As a human earthling with a deep love and gratitude for our moon, I was honoured to be involved in writing the draft Declaration of the Rights of the Moon, which was released for discussion on 11 February 2021. You can read it here.
The Declaration was created over many months and online discussions, between myself, Thomas Gooch (Director, Office of Other Spaces), Ceridwen Dovey (space researcher and writer), Alice Gorman (space archaeologist), and Mari Margil (Executive Director of the Center for Democratic and Environmental Rights, US). These discussions began when Thomas Gooch and Ceridwen Dovey invited me to participate in an important online forum, discussing the future of the moon, in August 2020.
Background to the declaration
A few years ago, landscape architect Thomas Gooch, Director of the Office of Other Spaces, started running public forums to discuss how we should understand our relationship with the Moon, as part of his work with the Moon Village Association (MVA), an international NGO based in Vienna. The MVA is committed to ethical and sustainable engagement with the Moon. The last of these forums, in August 2020, considered whether the Moon could be granted legal personhood, as a way to acknowledge that the Moon had an existence of its own separate from human perceptions. Watch the recording of the forum here .
As soon as Thomas and Ceridwen invited me to participate in the seminar, I made it very clear that I didn’t support ‘legal personhood’ for the moon. I explained that the concept of legal personhood was a very specific, deeply flawed and anthropocentric concept – once which quite literally took other entities (corporations, and now rivers and mountains) and squished them into a box with very narrow, human-centred values: the legal right to own property, the legal right to enter into contracts, the legal right to sue and be sued in court, and so on. I also rejected the notion that ‘legal personhood’ for the moon would enable the moon to be a ‘stakeholder’ in human discussions and debates about space exploration and exploitation. I suggested that the moon was no mere stakeholder – it was primary and must be protected. I suggested that what we wanted to do was ensure the moon was recognised as a rights bearing entity with moon-rights, not person rights. Needless to say the forum in August 2020 was very lively and really interesting.
Shortly afterward, we agreed it would be a good exercise to draft a Declaration for the Rights of the Moon, and to find a way to articulate what ‘rights’ the moon would in fact have.

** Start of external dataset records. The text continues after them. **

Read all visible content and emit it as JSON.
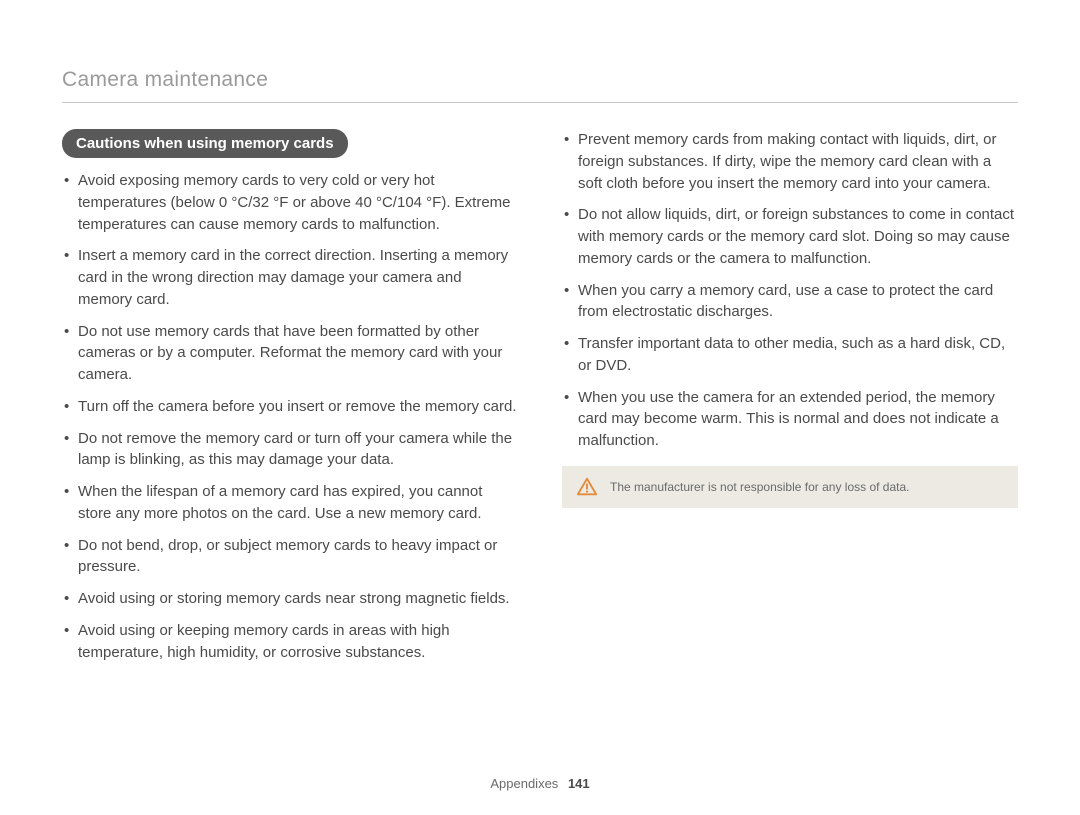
{
  "header": {
    "title": "Camera maintenance"
  },
  "section": {
    "badge": "Cautions when using memory cards"
  },
  "left_bullets": [
    "Avoid exposing memory cards to very cold or very hot temperatures (below 0 °C/32 °F or above 40 °C/104 °F). Extreme temperatures can cause memory cards to malfunction.",
    "Insert a memory card in the correct direction. Inserting a memory card in the wrong direction may damage your camera and memory card.",
    "Do not use memory cards that have been formatted by other cameras or by a computer. Reformat the memory card with your camera.",
    "Turn off the camera before you insert or remove the memory card.",
    "Do not remove the memory card or turn off your camera while the lamp is blinking, as this may damage your data.",
    "When the lifespan of a memory card has expired, you cannot store any more photos on the card. Use a new memory card.",
    "Do not bend, drop, or subject memory cards to heavy impact or pressure.",
    "Avoid using or storing memory cards near strong magnetic fields.",
    "Avoid using or keeping memory cards in areas with high temperature, high humidity, or corrosive substances."
  ],
  "right_bullets": [
    "Prevent memory cards from making contact with liquids, dirt, or foreign substances. If dirty, wipe the memory card clean with a soft cloth before you insert the memory card into your camera.",
    "Do not allow liquids, dirt, or foreign substances to come in contact with memory cards or the memory card slot. Doing so may cause memory cards or the camera to malfunction.",
    "When you carry a memory card, use a case to protect the card from electrostatic discharges.",
    "Transfer important data to other media, such as a hard disk, CD, or DVD.",
    "When you use the camera for an extended period, the memory card may become warm. This is normal and does not indicate a malfunction."
  ],
  "notice": {
    "text": "The manufacturer is not responsible for any loss of data."
  },
  "footer": {
    "section": "Appendixes",
    "page": "141"
  }
}
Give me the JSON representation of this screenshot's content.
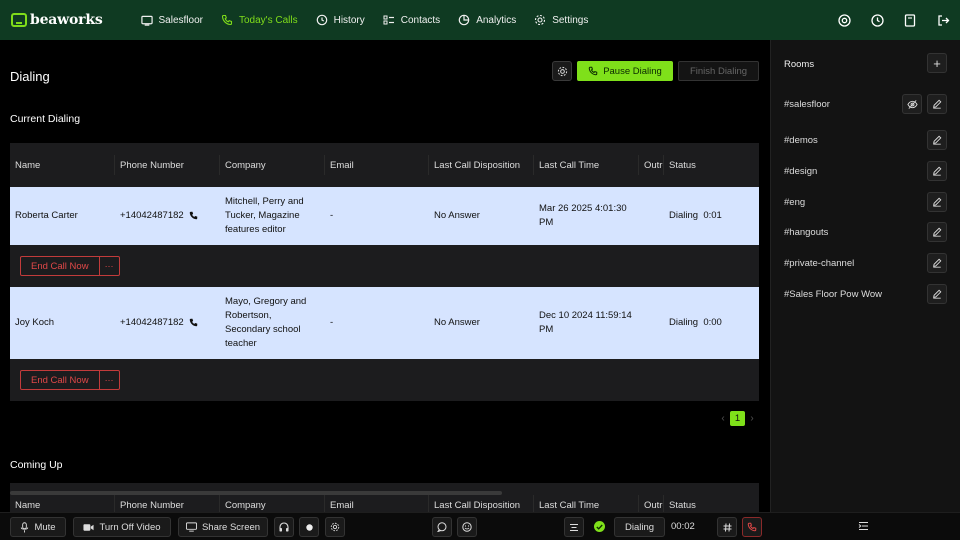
{
  "app": {
    "logo_text": "beaworks"
  },
  "nav": {
    "items": [
      {
        "label": "Salesfloor",
        "icon": "salesfloor-icon"
      },
      {
        "label": "Today's Calls",
        "icon": "phone-icon",
        "active": true
      },
      {
        "label": "History",
        "icon": "history-icon"
      },
      {
        "label": "Contacts",
        "icon": "contacts-icon"
      },
      {
        "label": "Analytics",
        "icon": "analytics-icon"
      },
      {
        "label": "Settings",
        "icon": "gear-icon"
      }
    ]
  },
  "header": {
    "title": "Dialing",
    "pause_label": "Pause Dialing",
    "finish_label": "Finish Dialing"
  },
  "current": {
    "title": "Current Dialing",
    "columns": [
      "Name",
      "Phone Number",
      "Company",
      "Email",
      "Last Call Disposition",
      "Last Call Time",
      "Outreach label",
      "Status"
    ],
    "rows": [
      {
        "name": "Roberta Carter",
        "phone": "+14042487182",
        "company_lines": [
          "Mitchell, Perry and",
          "Tucker, Magazine",
          "features editor"
        ],
        "email": "-",
        "disposition": "No Answer",
        "time_lines": [
          "Mar 26 2025 4:01:30",
          "PM"
        ],
        "status": "Dialing",
        "duration": "0:01",
        "action_label": "End Call Now",
        "more_label": "···"
      },
      {
        "name": "Joy Koch",
        "phone": "+14042487182",
        "company_lines": [
          "Mayo, Gregory and",
          "Robertson,",
          "Secondary school",
          "teacher"
        ],
        "email": "-",
        "disposition": "No Answer",
        "time_lines": [
          "Dec 10 2024 11:59:14",
          "PM"
        ],
        "status": "Dialing",
        "duration": "0:00",
        "action_label": "End Call Now",
        "more_label": "···"
      }
    ]
  },
  "pagination": {
    "prev": "‹",
    "page": "1",
    "next": "›"
  },
  "coming_up": {
    "title": "Coming Up",
    "columns": [
      "Name",
      "Phone Number",
      "Company",
      "Email",
      "Last Call Disposition",
      "Last Call Time",
      "Outreach label",
      "Status"
    ]
  },
  "rooms": {
    "title": "Rooms",
    "add_label": "+",
    "items": [
      "#salesfloor",
      "#demos",
      "#design",
      "#eng",
      "#hangouts",
      "#private-channel",
      "#Sales Floor Pow Wow"
    ]
  },
  "bottom": {
    "mute": "Mute",
    "video": "Turn Off Video",
    "share": "Share Screen",
    "dialing": "Dialing",
    "timer": "00:02"
  },
  "colors": {
    "accent": "#7fe01a",
    "nav_bg": "#0f3a22",
    "row_bg": "#d6e4ff",
    "danger": "#e04848"
  }
}
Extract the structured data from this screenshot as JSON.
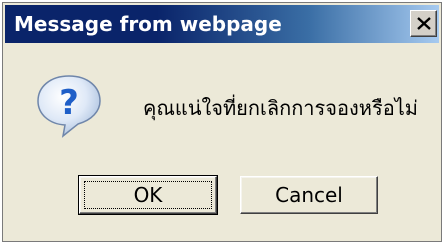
{
  "dialog": {
    "title": "Message from webpage",
    "message": "คุณแน่ใจที่ยกเลิกการจองหรือไม่",
    "icon": "question-icon",
    "buttons": {
      "ok_label": "OK",
      "cancel_label": "Cancel"
    },
    "close_glyph": "close-icon",
    "colors": {
      "titlebar_start": "#0a246a",
      "titlebar_end": "#a6caf0",
      "dialog_bg": "#ece9d8",
      "icon_blue": "#2a6fd6"
    }
  }
}
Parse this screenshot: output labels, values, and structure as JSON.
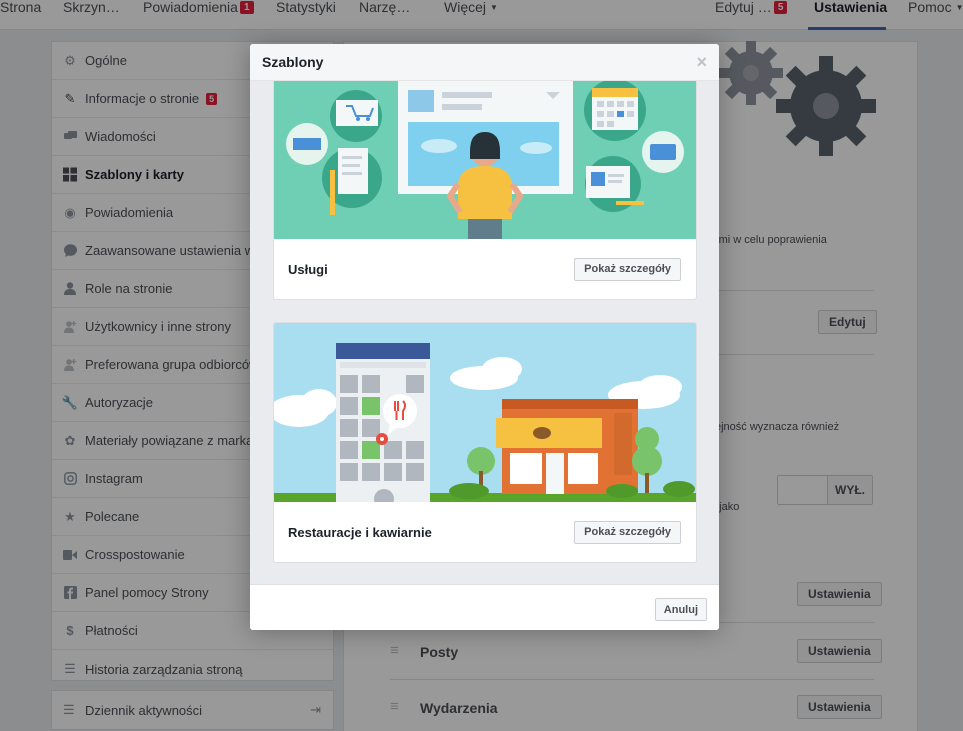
{
  "topnav": {
    "items": [
      {
        "label": "Strona"
      },
      {
        "label": "Skrzyn…"
      },
      {
        "label": "Powiadomienia",
        "badge": "1"
      },
      {
        "label": "Statystyki"
      },
      {
        "label": "Narzę…"
      },
      {
        "label": "Więcej"
      },
      {
        "label": "Edytuj …",
        "badge": "5"
      },
      {
        "label": "Ustawienia"
      },
      {
        "label": "Pomoc"
      }
    ]
  },
  "sidebar": {
    "items": [
      {
        "label": "Ogólne",
        "icon": "gear-icon"
      },
      {
        "label": "Informacje o stronie",
        "icon": "pencil-icon",
        "badge": "5"
      },
      {
        "label": "Wiadomości",
        "icon": "chat-icon"
      },
      {
        "label": "Szablony i karty",
        "icon": "grid-icon"
      },
      {
        "label": "Powiadomienia",
        "icon": "globe-icon"
      },
      {
        "label": "Zaawansowane ustawienia w",
        "icon": "messenger-icon"
      },
      {
        "label": "Role na stronie",
        "icon": "person-icon"
      },
      {
        "label": "Użytkownicy i inne strony",
        "icon": "person-plus-icon"
      },
      {
        "label": "Preferowana grupa odbiorców",
        "icon": "person-plus-icon"
      },
      {
        "label": "Autoryzacje",
        "icon": "wrench-icon"
      },
      {
        "label": "Materiały powiązane z marka",
        "icon": "handshake-icon"
      },
      {
        "label": "Instagram",
        "icon": "instagram-icon"
      },
      {
        "label": "Polecane",
        "icon": "star-icon"
      },
      {
        "label": "Crosspostowanie",
        "icon": "video-icon"
      },
      {
        "label": "Panel pomocy Strony",
        "icon": "facebook-icon"
      },
      {
        "label": "Płatności",
        "icon": "dollar-icon"
      },
      {
        "label": "Historia zarządzania stroną",
        "icon": "history-icon"
      }
    ],
    "activity_log": "Dziennik aktywności"
  },
  "main": {
    "snippet_1": "nymi w celu poprawienia",
    "edit_button": "Edytuj",
    "snippet_2": "ejność wyznacza również",
    "snippet_3": "n jako",
    "toggle_label": "WYŁ.",
    "settings_button": "Ustawienia",
    "rows": [
      {
        "label": "Posty"
      },
      {
        "label": "Wydarzenia"
      }
    ]
  },
  "modal": {
    "title": "Szablony",
    "close_symbol": "×",
    "cards": [
      {
        "title": "Usługi",
        "button": "Pokaż szczegóły"
      },
      {
        "title": "Restauracje i kawiarnie",
        "button": "Pokaż szczegóły"
      }
    ],
    "cancel_button": "Anuluj"
  },
  "colors": {
    "accent": "#4267b2",
    "badge": "#e41e3f",
    "teal": "#6fcfb5",
    "sky": "#a8def0"
  }
}
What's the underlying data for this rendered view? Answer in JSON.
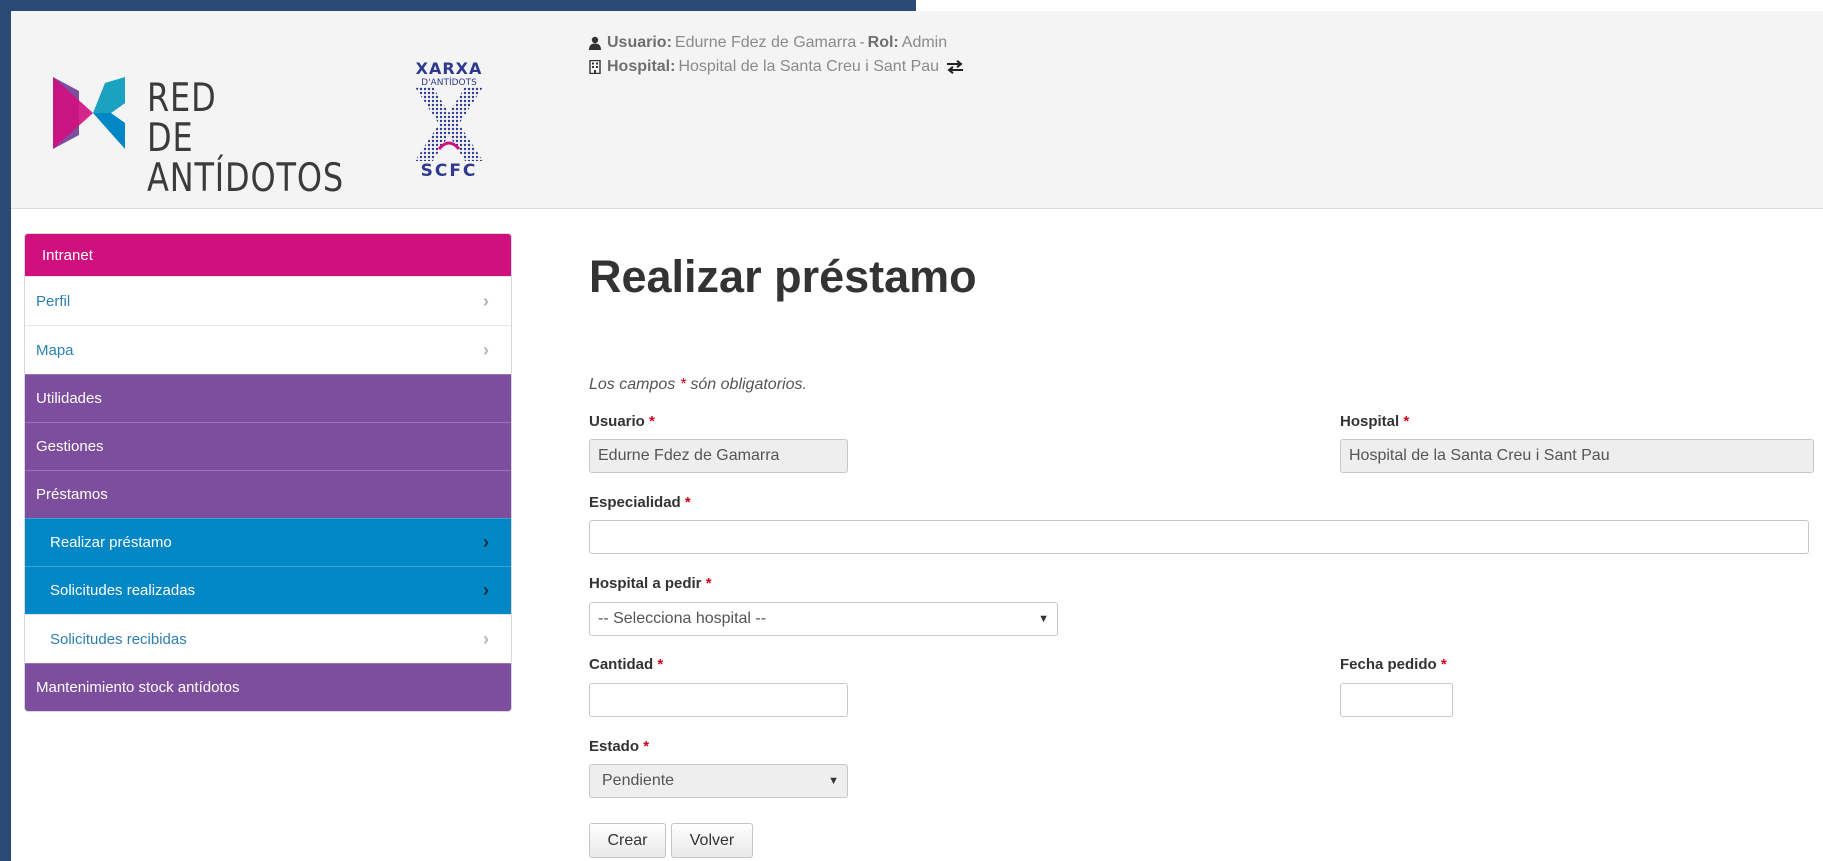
{
  "brand": {
    "logo_main_line1": "RED",
    "logo_main_line2": "DE ANTÍDOTOS",
    "logo_secondary_top": "XARXA",
    "logo_secondary_sub": "D'ANTÍDOTS",
    "logo_secondary_bottom": "SCFC"
  },
  "header": {
    "user_label": "Usuario:",
    "user_value": "Edurne Fdez de Gamarra",
    "separator": "-",
    "role_label": "Rol:",
    "role_value": "Admin",
    "hospital_label": "Hospital:",
    "hospital_value": "Hospital de la Santa Creu i Sant Pau"
  },
  "sidebar": {
    "header": "Intranet",
    "items": [
      {
        "label": "Perfil"
      },
      {
        "label": "Mapa"
      },
      {
        "label": "Utilidades"
      },
      {
        "label": "Gestiones"
      },
      {
        "label": "Préstamos"
      },
      {
        "label": "Realizar préstamo"
      },
      {
        "label": "Solicitudes realizadas"
      },
      {
        "label": "Solicitudes recibidas"
      },
      {
        "label": "Mantenimiento stock antídotos"
      }
    ]
  },
  "form": {
    "title": "Realizar préstamo",
    "required_note_prefix": "Los campos ",
    "required_note_star": "*",
    "required_note_suffix": " són obligatorios.",
    "required_marker": "*",
    "usuario_label": "Usuario",
    "usuario_value": "Edurne Fdez de Gamarra",
    "hospital_label": "Hospital",
    "hospital_value": "Hospital de la Santa Creu i Sant Pau",
    "especialidad_label": "Especialidad",
    "especialidad_value": "",
    "hospital_pedir_label": "Hospital a pedir",
    "hospital_pedir_value": "-- Selecciona hospital --",
    "cantidad_label": "Cantidad",
    "cantidad_value": "",
    "fecha_label": "Fecha pedido",
    "fecha_value": "",
    "estado_label": "Estado",
    "estado_value": "Pendiente",
    "crear_button": "Crear",
    "volver_button": "Volver"
  },
  "colors": {
    "frame": "#2a4a75",
    "sidebar_head": "#d0107f",
    "sidebar_purple": "#7d4e9d",
    "sidebar_blue": "#0186c6",
    "required": "#d0021b"
  }
}
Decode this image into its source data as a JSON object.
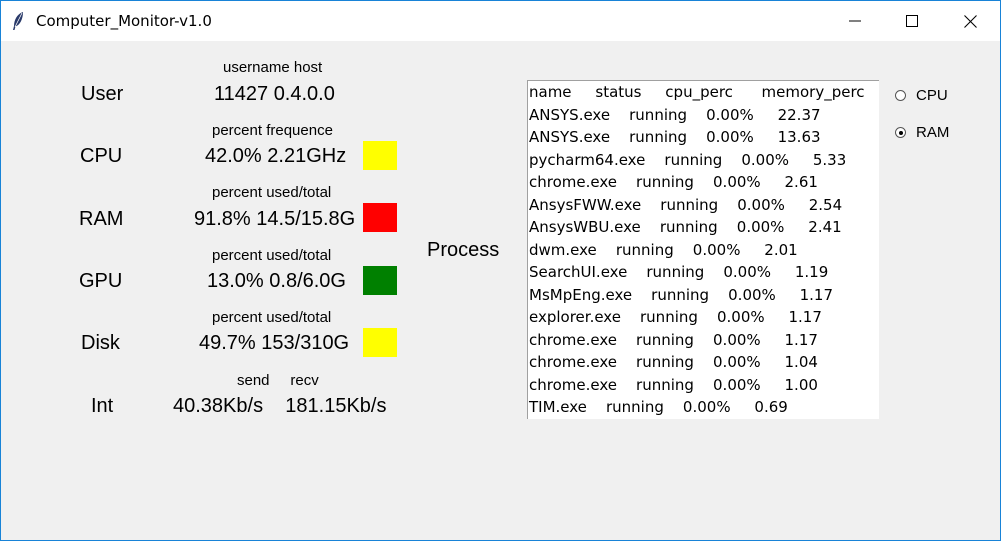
{
  "window": {
    "title": "Computer_Monitor-v1.0"
  },
  "rows": [
    {
      "name": "User",
      "header": "username  host",
      "value": "11427  0.4.0.0"
    },
    {
      "name": "CPU",
      "header": "percent  frequence",
      "value": "42.0%  2.21GHz",
      "status_color": "#ffff00"
    },
    {
      "name": "RAM",
      "header": "percent  used/total",
      "value": "91.8%  14.5/15.8G",
      "status_color": "#ff0000"
    },
    {
      "name": "GPU",
      "header": "percent  used/total",
      "value": "13.0%  0.8/6.0G",
      "status_color": "#008000"
    },
    {
      "name": "Disk",
      "header": "percent  used/total",
      "value": "49.7%  153/310G",
      "status_color": "#ffff00"
    },
    {
      "name": "Int",
      "header": "send     recv",
      "value": "40.38Kb/s    181.15Kb/s"
    }
  ],
  "process": {
    "label": "Process",
    "items": [
      "name     status     cpu_perc      memory_perc",
      "ANSYS.exe    running    0.00%     22.37",
      "ANSYS.exe    running    0.00%     13.63",
      "pycharm64.exe    running    0.00%     5.33",
      "chrome.exe    running    0.00%     2.61",
      "AnsysFWW.exe    running    0.00%     2.54",
      "AnsysWBU.exe    running    0.00%     2.41",
      "dwm.exe    running    0.00%     2.01",
      "SearchUI.exe    running    0.00%     1.19",
      "MsMpEng.exe    running    0.00%     1.17",
      "explorer.exe    running    0.00%     1.17",
      "chrome.exe    running    0.00%     1.17",
      "chrome.exe    running    0.00%     1.04",
      "chrome.exe    running    0.00%     1.00",
      "TIM.exe    running    0.00%     0.69"
    ]
  },
  "sort": {
    "options": [
      "CPU",
      "RAM"
    ],
    "selected": "RAM"
  }
}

And the wording you can see in the current version of the Draft Declaration is the result. It’s not perfect, and we’ll probably polish it further over time, but we wanted to ensure that there was a starting point for a sensible discussion about what the moon had a right to – to be protected, loved and maintained as a moon, not just more human property.
The Draft we have created is really just a beginning – a way to start a discussion among people about the future of the moon; especially people who are not aware of the very real debates about and threats now aiming for the moon. We don’t know how this declaration will evolve, but we’ll keep trying to stimulate important conversations about the future of our precious moon – and you’re invited to be part of them.
Read the Declaration for the Rights of the Moon
Why might we need legal rights for the moon?
The Moon has been a constant feature of human existence since the time of our earliest ancestors, illuminating the night, regulating cultural activities, and inspiring science, knowledge and belief.
Since the development of the technology to travel into space over 80 years ago, the Moon has also come to be regarded as a resource for use by humans. International space treaties such as the Outer Space Treaty of 1967 proclaim that the Moon is part of the common province of humanity and not subject to territorial claims. Nevertheless, space agencies and private corporations are proposing to extract lunar resources for profit.
There are many legal and ethical complexities around lunar mining but underlying them is the common space community belief that the Moon is a dead world toward which we have no moral obligation. This view is at odds with public beliefs about the cultural and natural significance of the Moon. It also contrasts with a growing movement on Earth recognising the rights of nature, which has seen entities such as the Whanganui River in New Zealand granted legal rights. There is mounting scientific evidence that the Moon has dynamic ongoing geological and cosmic processes. Given the acceleration of planned missions to the lunar surface, it is timely to question the instrumental approach which subordinates this ancient celestial body to human interests.